Usually you will need a compression function that takes a hash value and makes sure that it fits within a hashtable of a specific size. The function compressToSize
does this by performing a modulo operation (which determines the remainder of a diversion operation). Things get a bit weird with negative values, so it adjusts for that.
Implement insertKey
to use one of your hashCode
functions and the linear probing strategy where if the home position is taken, you just move to the right by one until you find an open position. Make sure to test that things get put into your hash table where you expect before moving on!
Note: to get the ASCII of a specific character from a string, do my_str[0].code
Exercise 3
One way of improving your collision resolution is to move right by more than 1 when linear probing.
Create a new function insertKey2(key : String)
that does the same as insertKey
but skips by 3 instead of 1. (Note that I had you skip 3, not 2. Think about what would happen if you skipped 2 with this particular hash table size and make sure you understand why 3 is preferable.)
Exercise 4
The issue with linear probing by more than 1 is that you have to make sure your skip amount is relatively prime to the size of your table, otherwise you will end up not checking certain spots in the hashtable at all on certain hash codes. There are a number of other techniques that can help with that, however they still run into the problem of secondary clustering where all the keys that hash to the same hashcode will follow the same probing sequence, leading to a lot of collision resolution work.
You can use a technique called double hashing where the probe technique uses the original key so that different keys with the same hash code follow a different probe sequence.
- Create a new function
insertKey3(key :String)
that calculates the skip size with the following function:var skipSize = 1 + (key % (hashTable.size - 1))
- Note that this function only works well when the table size is prime, so change the table size to 11 and then try to come up with some values that will cause secondary clustering (using hashcode1 will make that easier!)
Why this function works well with prime table sizes is not something we will discuss in this class and there are many other hashing techniques. You can read about these and more in the OpenDSA reading on Improved Collision Resolution if you are interested.

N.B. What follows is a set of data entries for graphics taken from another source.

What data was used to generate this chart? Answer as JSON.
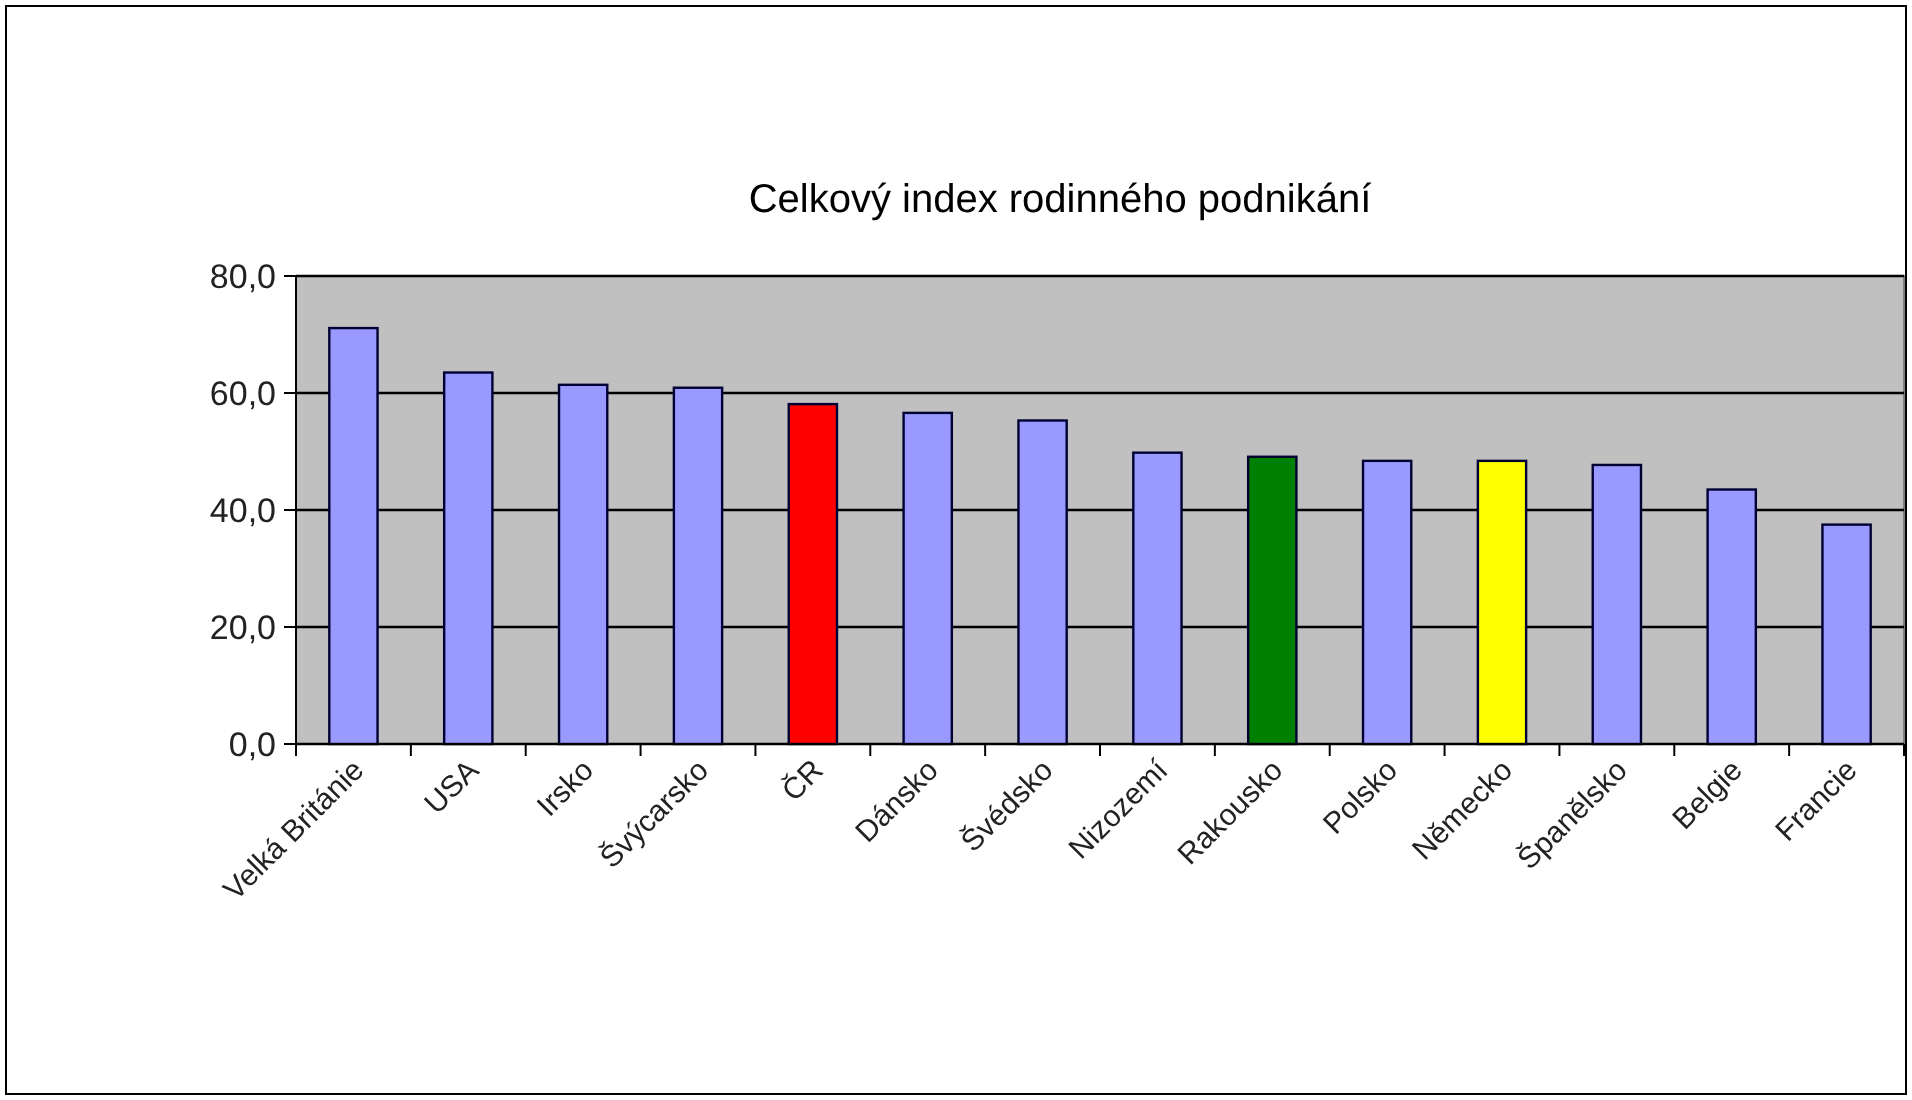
{
  "chart_data": {
    "type": "bar",
    "title": "Celkový index rodinného podnikání",
    "categories": [
      "Velká Británie",
      "USA",
      "Irsko",
      "Švýcarsko",
      "ČR",
      "Dánsko",
      "Švédsko",
      "Nizozemí",
      "Rakousko",
      "Polsko",
      "Německo",
      "Španělsko",
      "Belgie",
      "Francie"
    ],
    "values": [
      71.1,
      63.5,
      61.4,
      60.9,
      58.1,
      56.6,
      55.3,
      49.8,
      49.1,
      48.4,
      48.4,
      47.7,
      43.5,
      37.5
    ],
    "colors": [
      "#9999ff",
      "#9999ff",
      "#9999ff",
      "#9999ff",
      "#ff0000",
      "#9999ff",
      "#9999ff",
      "#9999ff",
      "#008000",
      "#9999ff",
      "#ffff00",
      "#9999ff",
      "#9999ff",
      "#9999ff"
    ],
    "ylim": [
      0,
      80
    ],
    "yticks": [
      {
        "value": 0,
        "label": "0,0"
      },
      {
        "value": 20,
        "label": "20,0"
      },
      {
        "value": 40,
        "label": "40,0"
      },
      {
        "value": 60,
        "label": "60,0"
      },
      {
        "value": 80,
        "label": "80,0"
      }
    ],
    "grid": "y"
  }
}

Submit your completed HashTable.kt
to Moodle for an engagement credit.
Extra
If you finish early, try these. Hashing is an active area of research, so there is a lot more that you could do if you are interested.
- In this lab you aren’t required to implement a retrieval method because it is nearly identical to the insert method. Implement them!

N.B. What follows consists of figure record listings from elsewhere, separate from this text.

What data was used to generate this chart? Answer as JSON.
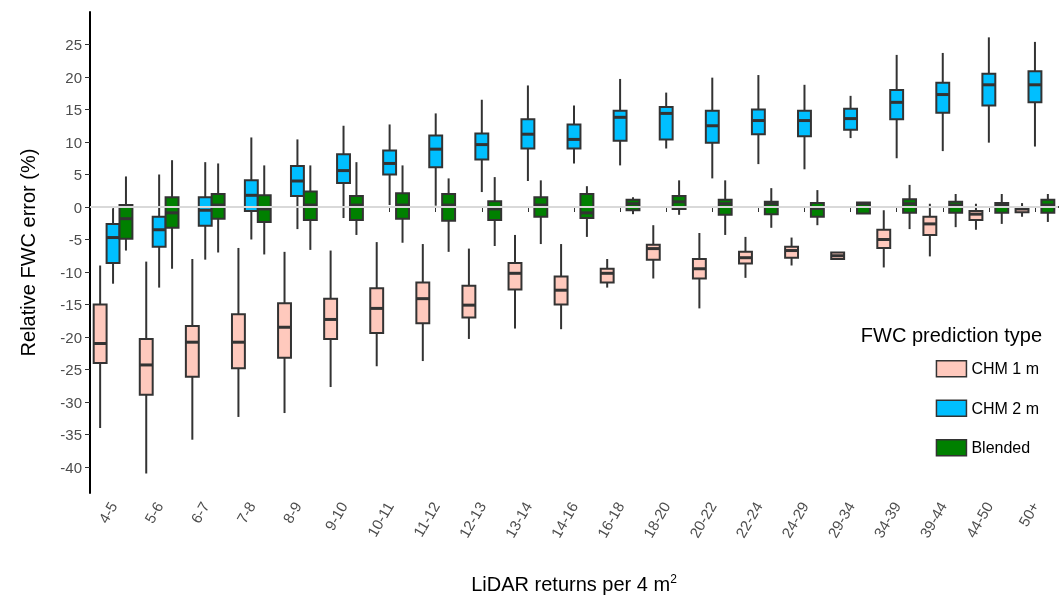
{
  "chart_data": {
    "type": "box",
    "xlabel": "LiDAR returns per 4 m$^{2}$",
    "ylabel": "Relative FWC error (%)",
    "legend_title": "FWC prediction type",
    "categories": [
      "4-5",
      "5-6",
      "6-7",
      "7-8",
      "8-9",
      "9-10",
      "10-11",
      "11-12",
      "12-13",
      "13-14",
      "14-16",
      "16-18",
      "18-20",
      "20-22",
      "22-24",
      "24-29",
      "29-34",
      "34-39",
      "39-44",
      "44-50",
      "50+"
    ],
    "ylim": [
      -44,
      30
    ],
    "yticks": [
      -40,
      -35,
      -30,
      -25,
      -20,
      -15,
      -10,
      -5,
      0,
      5,
      10,
      15,
      20,
      25
    ],
    "grid": false,
    "legend": "right",
    "ref_lines": [
      {
        "axis": "y",
        "value": 0,
        "label": null,
        "color": "#d9d9d9"
      }
    ],
    "series": [
      {
        "name": "CHM 1 m",
        "color": "#ffc9bd",
        "boxes": [
          {
            "low": -34,
            "q1": -24,
            "median": -21,
            "q3": -15,
            "high": -9
          },
          {
            "low": -41,
            "q1": -28.9,
            "median": -24.3,
            "q3": -20.3,
            "high": -8.4
          },
          {
            "low": -35.8,
            "q1": -26.1,
            "median": -20.8,
            "q3": -18.3,
            "high": -8
          },
          {
            "low": -32.3,
            "q1": -24.8,
            "median": -20.8,
            "q3": -16.5,
            "high": -6.3
          },
          {
            "low": -31.7,
            "q1": -23.2,
            "median": -18.5,
            "q3": -14.8,
            "high": -6.9
          },
          {
            "low": -27.7,
            "q1": -20.3,
            "median": -17.3,
            "q3": -14.1,
            "high": -6.7
          },
          {
            "low": -24.5,
            "q1": -19.4,
            "median": -15.6,
            "q3": -12.5,
            "high": -5.4
          },
          {
            "low": -23.7,
            "q1": -17.9,
            "median": -14.1,
            "q3": -11.6,
            "high": -5.7
          },
          {
            "low": -20.3,
            "q1": -17,
            "median": -15.1,
            "q3": -12.1,
            "high": -6.4
          },
          {
            "low": -18.7,
            "q1": -12.7,
            "median": -10.2,
            "q3": -8.6,
            "high": -4.3
          },
          {
            "low": -18.8,
            "q1": -15,
            "median": -12.8,
            "q3": -10.7,
            "high": -5.7
          },
          {
            "low": -12.4,
            "q1": -11.6,
            "median": -10.2,
            "q3": -9.5,
            "high": -8
          },
          {
            "low": -11,
            "q1": -8.1,
            "median": -6.4,
            "q3": -5.8,
            "high": -2.8
          },
          {
            "low": -15.6,
            "q1": -11,
            "median": -9.5,
            "q3": -8,
            "high": -4
          },
          {
            "low": -10.9,
            "q1": -8.7,
            "median": -7.8,
            "q3": -6.9,
            "high": -4.6
          },
          {
            "low": -9,
            "q1": -7.8,
            "median": -6.7,
            "q3": -6.1,
            "high": -4.7
          },
          {
            "low": -8,
            "q1": -8,
            "median": -7.5,
            "q3": -7,
            "high": -7
          },
          {
            "low": -9.3,
            "q1": -6.3,
            "median": -5,
            "q3": -3.5,
            "high": -0.5
          },
          {
            "low": -7.6,
            "q1": -4.3,
            "median": -2.6,
            "q3": -1.5,
            "high": 0.5
          },
          {
            "low": -3.5,
            "q1": -2,
            "median": -1.1,
            "q3": -0.6,
            "high": 0.5
          },
          {
            "low": -1.5,
            "q1": -0.8,
            "median": -0.3,
            "q3": 0,
            "high": 0.6
          }
        ]
      },
      {
        "name": "CHM 2 m",
        "color": "#00bfff",
        "boxes": [
          {
            "low": -11.8,
            "q1": -8.6,
            "median": -4.7,
            "q3": -2.6,
            "high": -0.2
          },
          {
            "low": -12.4,
            "q1": -6.1,
            "median": -3.5,
            "q3": -1.5,
            "high": 5
          },
          {
            "low": -8.1,
            "q1": -2.9,
            "median": -0.5,
            "q3": 1.5,
            "high": 6.9
          },
          {
            "low": -5,
            "q1": -0.6,
            "median": 1.8,
            "q3": 4.1,
            "high": 10.7
          },
          {
            "low": -3.4,
            "q1": 1.7,
            "median": 4,
            "q3": 6.3,
            "high": 10.4
          },
          {
            "low": -1.7,
            "q1": 3.7,
            "median": 5.6,
            "q3": 8.1,
            "high": 12.5
          },
          {
            "low": 0.3,
            "q1": 5,
            "median": 6.7,
            "q3": 8.7,
            "high": 12.7
          },
          {
            "low": 0.2,
            "q1": 6.1,
            "median": 8.9,
            "q3": 11,
            "high": 14.4
          },
          {
            "low": 2.3,
            "q1": 7.3,
            "median": 9.6,
            "q3": 11.3,
            "high": 16.5
          },
          {
            "low": 4,
            "q1": 9,
            "median": 11.2,
            "q3": 13.5,
            "high": 18.7
          },
          {
            "low": 6.7,
            "q1": 9,
            "median": 10.4,
            "q3": 12.7,
            "high": 15.6
          },
          {
            "low": 6.4,
            "q1": 10.2,
            "median": 13.8,
            "q3": 14.8,
            "high": 19.7
          },
          {
            "low": 9,
            "q1": 10.4,
            "median": 14.4,
            "q3": 15.4,
            "high": 17.6
          },
          {
            "low": 4.4,
            "q1": 9.9,
            "median": 12.5,
            "q3": 14.8,
            "high": 19.9
          },
          {
            "low": 6.6,
            "q1": 11.2,
            "median": 13.3,
            "q3": 15,
            "high": 20.3
          },
          {
            "low": 5.8,
            "q1": 10.9,
            "median": 13.3,
            "q3": 14.8,
            "high": 18.8
          },
          {
            "low": 10.6,
            "q1": 11.9,
            "median": 13.6,
            "q3": 15.1,
            "high": 17.1
          },
          {
            "low": 7.5,
            "q1": 13.5,
            "median": 16.1,
            "q3": 18,
            "high": 23.4
          },
          {
            "low": 8.6,
            "q1": 14.5,
            "median": 17.3,
            "q3": 19.1,
            "high": 23.7
          },
          {
            "low": 9.9,
            "q1": 15.6,
            "median": 18.8,
            "q3": 20.5,
            "high": 26.1
          },
          {
            "low": 9.3,
            "q1": 16.1,
            "median": 18.8,
            "q3": 20.9,
            "high": 25.4
          }
        ]
      },
      {
        "name": "Blended",
        "color": "#008000",
        "boxes": [
          {
            "low": -6.7,
            "q1": -4.9,
            "median": -1.8,
            "q3": 0.3,
            "high": 4.7
          },
          {
            "low": -9.5,
            "q1": -3.2,
            "median": -0.9,
            "q3": 1.5,
            "high": 7.2
          },
          {
            "low": -7,
            "q1": -1.8,
            "median": 0.3,
            "q3": 2,
            "high": 6.7
          },
          {
            "low": -7.3,
            "q1": -2.3,
            "median": -0.3,
            "q3": 1.8,
            "high": 6.4
          },
          {
            "low": -6.6,
            "q1": -2,
            "median": 0.3,
            "q3": 2.4,
            "high": 6.4
          },
          {
            "low": -4.3,
            "q1": -2,
            "median": 0.3,
            "q3": 1.7,
            "high": 6.9
          },
          {
            "low": -5.5,
            "q1": -1.8,
            "median": 0.3,
            "q3": 2.1,
            "high": 6.4
          },
          {
            "low": -6.9,
            "q1": -2.1,
            "median": 0.3,
            "q3": 2,
            "high": 4.4
          },
          {
            "low": -6,
            "q1": -2,
            "median": -0.3,
            "q3": 0.9,
            "high": 4.6
          },
          {
            "low": -5.7,
            "q1": -1.5,
            "median": 0.3,
            "q3": 1.5,
            "high": 4.1
          },
          {
            "low": -4.6,
            "q1": -1.7,
            "median": -0.9,
            "q3": 2,
            "high": 3.2
          },
          {
            "low": -1.1,
            "q1": -0.5,
            "median": 0.5,
            "q3": 1.1,
            "high": 1.5
          },
          {
            "low": -1.2,
            "q1": -0.3,
            "median": 0.8,
            "q3": 1.7,
            "high": 4.1
          },
          {
            "low": -4.3,
            "q1": -1.2,
            "median": 0.5,
            "q3": 1.1,
            "high": 4.1
          },
          {
            "low": -3.2,
            "q1": -1.1,
            "median": 0.5,
            "q3": 0.8,
            "high": 2.9
          },
          {
            "low": -2.8,
            "q1": -1.5,
            "median": -0.2,
            "q3": 0.6,
            "high": 2.6
          },
          {
            "low": -1,
            "q1": -1,
            "median": 0.5,
            "q3": 0.7,
            "high": 0.7
          },
          {
            "low": -3.4,
            "q1": -0.9,
            "median": 0.5,
            "q3": 1.2,
            "high": 3.4
          },
          {
            "low": -3.1,
            "q1": -0.9,
            "median": 0.3,
            "q3": 0.8,
            "high": 2
          },
          {
            "low": -2.6,
            "q1": -0.9,
            "median": 0.3,
            "q3": 0.6,
            "high": 2
          },
          {
            "low": -2.3,
            "q1": -0.9,
            "median": 0.3,
            "q3": 1.1,
            "high": 2
          }
        ]
      }
    ]
  }
}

- A number of other collision resolution techniques are discussed in the reading linked above, implement some or all of them.
- Try to test the effectiveness of preventing collisions of each of your collision resolution approaches.
- This lab is set up with a lot of repeated code and a need to switch around functions used. Feel free to refactor to a more elegant way of changing probing sequences, probably setting the technique in the constructor would be best. Or the command line!